From 4e9d33d1f55e620c3f6030d94d42cf7cd711a891 Mon Sep 17 00:00:00 2001
From: =?UTF-8?q?Henrik=20tom=20W=C3=B6rden?= <h.tomwoerden@indiscale.com>
Date: Fri, 21 Oct 2022 15:55:45 +0200
Subject: [PATCH] MAINT: docs and string conversion only for specific types

---
 src/caoscrawler/identified_cache.py | 27 +++++++++++++++++++--------
 1 file changed, 19 insertions(+), 8 deletions(-)
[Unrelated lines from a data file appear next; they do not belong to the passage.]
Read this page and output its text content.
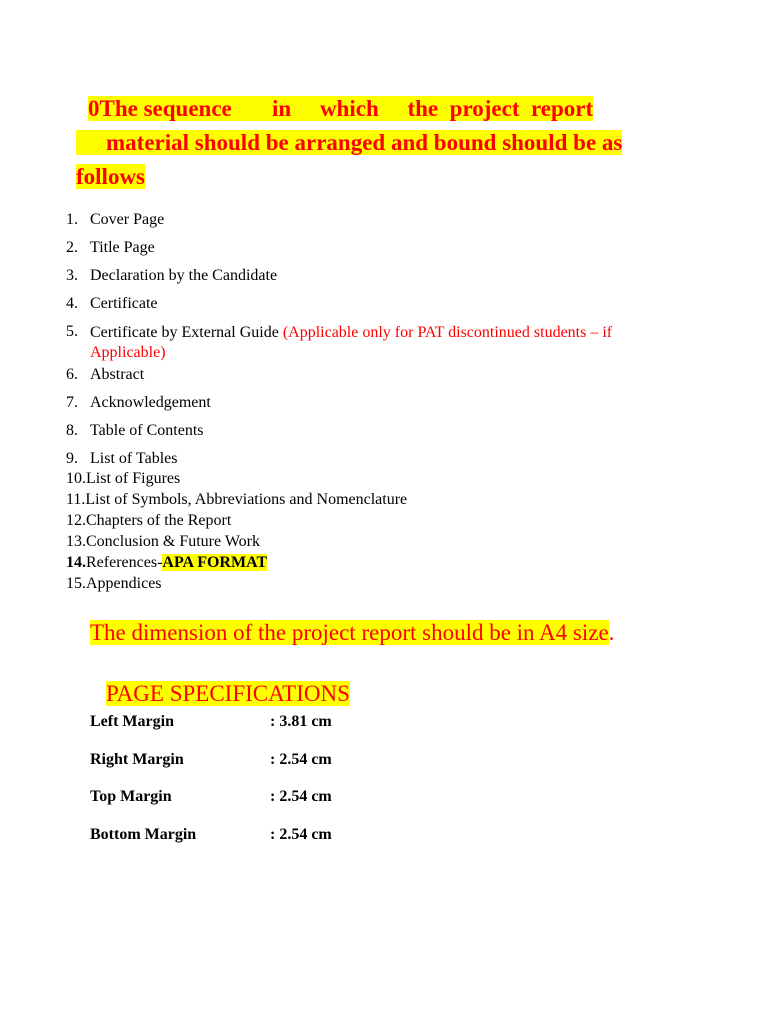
0The sequence in which the project report
material should be arranged and bound should be as
follows
1. Cover Page
2. Title Page
3. Declaration by the Candidate
4. Certificate
5. Certificate by External Guide (Applicable only for PAT discontinued students – if Applicable)
6. Abstract
7. Acknowledgement
8. Table of Contents
9. List of Tables
10. List of Figures
11. List of Symbols, Abbreviations and Nomenclature
12. Chapters of the Report
13. Conclusion & Future Work
14. References-APA FORMAT
15. Appendices
The dimension of the project report should be in A4 size.
PAGE SPECIFICATIONS
Left Margin	: 3.81 cm
Right Margin	: 2.54 cm
Top Margin	: 2.54 cm
Bottom Margin	: 2.54 cm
diff --git a/src/caoscrawler/identified_cache.py b/src/caoscrawler/identified_cache.py
index 02618f31..7b680b5a 100644
--- a/src/caoscrawler/identified_cache.py
+++ b/src/caoscrawler/identified_cache.py
@@ -23,22 +23,30 @@
 # ** end header
 #
 
-"""
-stores identified records and is able to detect duplicates
-"""
-
-import caosdb as db
-
-from hashlib import sha256
 
 """
+This module is a cache for Records where we checked the existence in a remote server using
+identifiables. If the Record was found, this means that we identified the corresponding Record
+in the remote server and the ID of the local object can be set.
+To prevent querying the server again and again for the same objects, this cache allows storing
+Records that were found on a remote server and those that were not (typically in separate caches).
+The look up in the cache is done using a hash of a string representation.
+
 TODO: We need a general review:
 - How are entities identified with each other?
 - What happens if the identification fails?
+
+Checkout how this was done in the old crawler.
 """
 
+import caosdb as db
+
+from hashlib import sha256
+from datetime import datetime
+
 
 def _value_representation(value):
+    """returns the string representation of property values to be used in the hash function """
 
     # TODO: (for review)
     #       This expansion of the hash function was introduced recently
@@ -54,8 +62,11 @@ def _value_representation(value):
             return "PyID="+str(id(value))
     elif isinstance(value, list):
         return "["+", ".join([_value_representation(el) for el in value])+"]"
-    else:
+    elif (isinstance(value, str) or isinstance(value, int) or isinstance(value, float)
+          or isinstance(value, datetime)):
         return str(value)
+    else:
+        raise ValueError(f"Unknown datatype of the value: {value}")
 
 
 def _create_hashable_string(identifiable: db.Record):
-- 
GitLab